Until now, that is. British Library curators have long followed the mantra that nothing within the library should be inaccessible to the public (though in many cases, one has to apply). Their plan to digitise all the manuscripts – and place the high-quality, full-colour, completely-zoomable-down-to-the-last-animal-pore pages online for free – will make this much easier. “It’s a transformational thing … These are national, international, treasures,” says Claire Breay, head of medieval and earlier manuscripts. “Anybody can enjoy them whether they are the leading academic on some aspect of that manuscript … or a schoolchild doing a project.”
Two hundred of the highest-profile and most valuable manuscripts in the collection are currently undergoing digitisation. The six photographed exclusively for the FT can be viewed online from today, the first time readers all over the world will be able to see them in full. Among them is the Spanish “Silos Apocalypse”, as vivid and well-preserved as if the monk had just stopped for lunch. “You couldn’t go down to WH Smith and get that kind of yellow felt tip pen,” says Julian Harrison, curator of pre-1600 manuscripts. You’d have a similarly hard time finding the ink for the ninth-century “Harley Golden Gospels”, written in gold.
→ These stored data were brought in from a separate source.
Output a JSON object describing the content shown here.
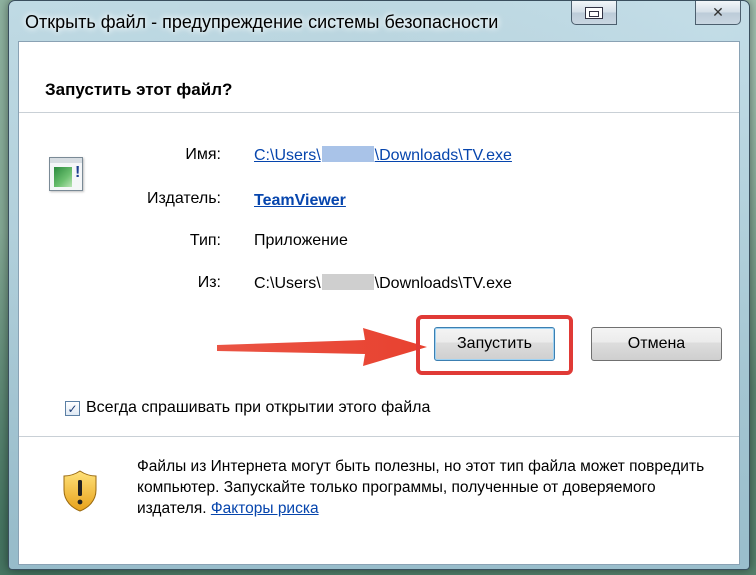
{
  "window": {
    "title": "Открыть файл - предупреждение системы безопасности",
    "close_glyph": "✕"
  },
  "dialog": {
    "heading": "Запустить этот файл?",
    "fields": {
      "name": {
        "label": "Имя:",
        "value_prefix": "C:\\Users\\",
        "value_suffix": "\\Downloads\\TV.exe"
      },
      "publisher": {
        "label": "Издатель:",
        "value": "TeamViewer"
      },
      "type": {
        "label": "Тип:",
        "value": "Приложение"
      },
      "from": {
        "label": "Из:",
        "value_prefix": "C:\\Users\\",
        "value_suffix": "\\Downloads\\TV.exe"
      }
    },
    "buttons": {
      "run": "Запустить",
      "cancel": "Отмена"
    },
    "checkbox": {
      "checked": true,
      "mark": "✓",
      "label": "Всегда спрашивать при открытии этого файла"
    },
    "warning": {
      "text": "Файлы из Интернета могут быть полезны, но этот тип файла может повредить компьютер. Запускайте только программы, полученные от доверяемого издателя.",
      "link": "Факторы риска"
    }
  },
  "icons": [
    "app-icon",
    "restore-icon",
    "close-icon",
    "arrow-annotation",
    "shield-warning-icon",
    "check-icon"
  ],
  "colors": {
    "link": "#0645ad",
    "highlight": "#e03a36",
    "arrow": "#e8412f"
  }
}
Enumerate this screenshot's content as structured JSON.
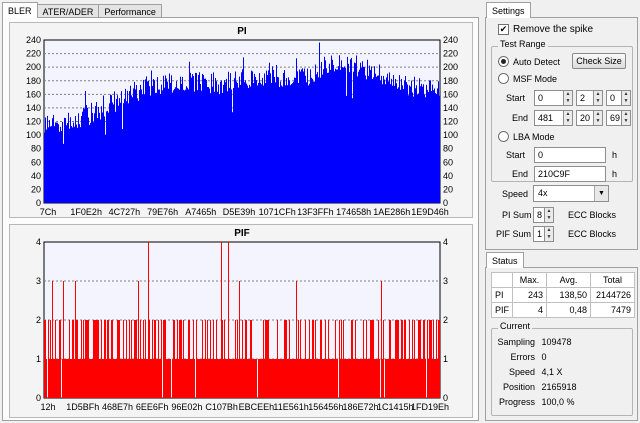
{
  "tabs": [
    "BLER",
    "ATER/ADER",
    "Performance"
  ],
  "active_tab": 0,
  "chart_data": [
    {
      "type": "bar",
      "title": "PI",
      "ylim": [
        0,
        240
      ],
      "yticks": [
        0,
        20,
        40,
        60,
        80,
        100,
        120,
        140,
        160,
        180,
        200,
        220,
        240
      ],
      "xtick_labels": [
        "7Ch",
        "1F0E2h",
        "4C727h",
        "79E76h",
        "A7465h",
        "D5E39h",
        "1071CFh",
        "13F3FFh",
        "174658h",
        "1AE286h",
        "1E9D46h"
      ],
      "color": "#0000ff",
      "background": "#f4f4ff",
      "grid": true,
      "profile": [
        [
          0.0,
          112
        ],
        [
          0.06,
          118
        ],
        [
          0.12,
          132
        ],
        [
          0.18,
          150
        ],
        [
          0.26,
          172
        ],
        [
          0.35,
          180
        ],
        [
          0.45,
          176
        ],
        [
          0.52,
          184
        ],
        [
          0.58,
          190
        ],
        [
          0.62,
          178
        ],
        [
          0.66,
          186
        ],
        [
          0.72,
          208
        ],
        [
          0.78,
          204
        ],
        [
          0.84,
          190
        ],
        [
          0.9,
          175
        ],
        [
          0.96,
          168
        ],
        [
          1.0,
          165
        ]
      ],
      "noise": 16,
      "max": 243
    },
    {
      "type": "bar",
      "title": "PIF",
      "ylim": [
        0,
        4
      ],
      "yticks": [
        0,
        1,
        2,
        3,
        4
      ],
      "xtick_labels": [
        "12h",
        "1D5BFh",
        "468E7h",
        "6EE6Fh",
        "96E02h",
        "C107Bh",
        "EBCEEh",
        "11E561h",
        "156456h",
        "186E72h",
        "1C1415h",
        "1FD19Eh"
      ],
      "color": "#ff0000",
      "background": "#f4f4ff",
      "grid": true,
      "max": 4
    }
  ],
  "settings": {
    "title": "Settings",
    "remove_spike_label": "Remove the spike",
    "remove_spike_checked": true,
    "test_range_title": "Test Range",
    "auto_detect_label": "Auto Detect",
    "check_size_label": "Check Size",
    "msf_mode_label": "MSF Mode",
    "start_label": "Start",
    "end_label": "End",
    "msf_start": [
      "0",
      "2",
      "0"
    ],
    "msf_end": [
      "481",
      "20",
      "69"
    ],
    "lba_mode_label": "LBA Mode",
    "lba_start": "0",
    "lba_end": "210C9F",
    "h_suffix": "h",
    "speed_label": "Speed",
    "speed_value": "4x",
    "pi_sum_label": "PI Sum",
    "pi_sum_value": "8",
    "pif_sum_label": "PIF Sum",
    "pif_sum_value": "1",
    "ecc_blocks_label": "ECC Blocks"
  },
  "status": {
    "title": "Status",
    "headers": [
      "Max.",
      "Avg.",
      "Total"
    ],
    "rows": [
      {
        "name": "PI",
        "max": "243",
        "avg": "138,50",
        "total": "2144726"
      },
      {
        "name": "PIF",
        "max": "4",
        "avg": "0,48",
        "total": "7479"
      }
    ],
    "current_title": "Current",
    "current": [
      {
        "label": "Sampling",
        "value": "109478"
      },
      {
        "label": "Errors",
        "value": "0"
      },
      {
        "label": "Speed",
        "value": "4,1  X"
      },
      {
        "label": "Position",
        "value": "2165918"
      },
      {
        "label": "Progress",
        "value": "100,0 %"
      }
    ]
  }
}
But the books offer us more than aesthetics. “The thing about medieval manuscripts is they’re about the whole range of human knowledge from the middle ages – history, literature, philosophy, religion, art … They are the primary sources for knowing about that period of history,” says Breay. The ultimate example of this is the Leonardo da Vinci notebook – complete with mirror handwriting, astronomical drawings and doodles that are actually an early study for the “Virgin of the Rocks”.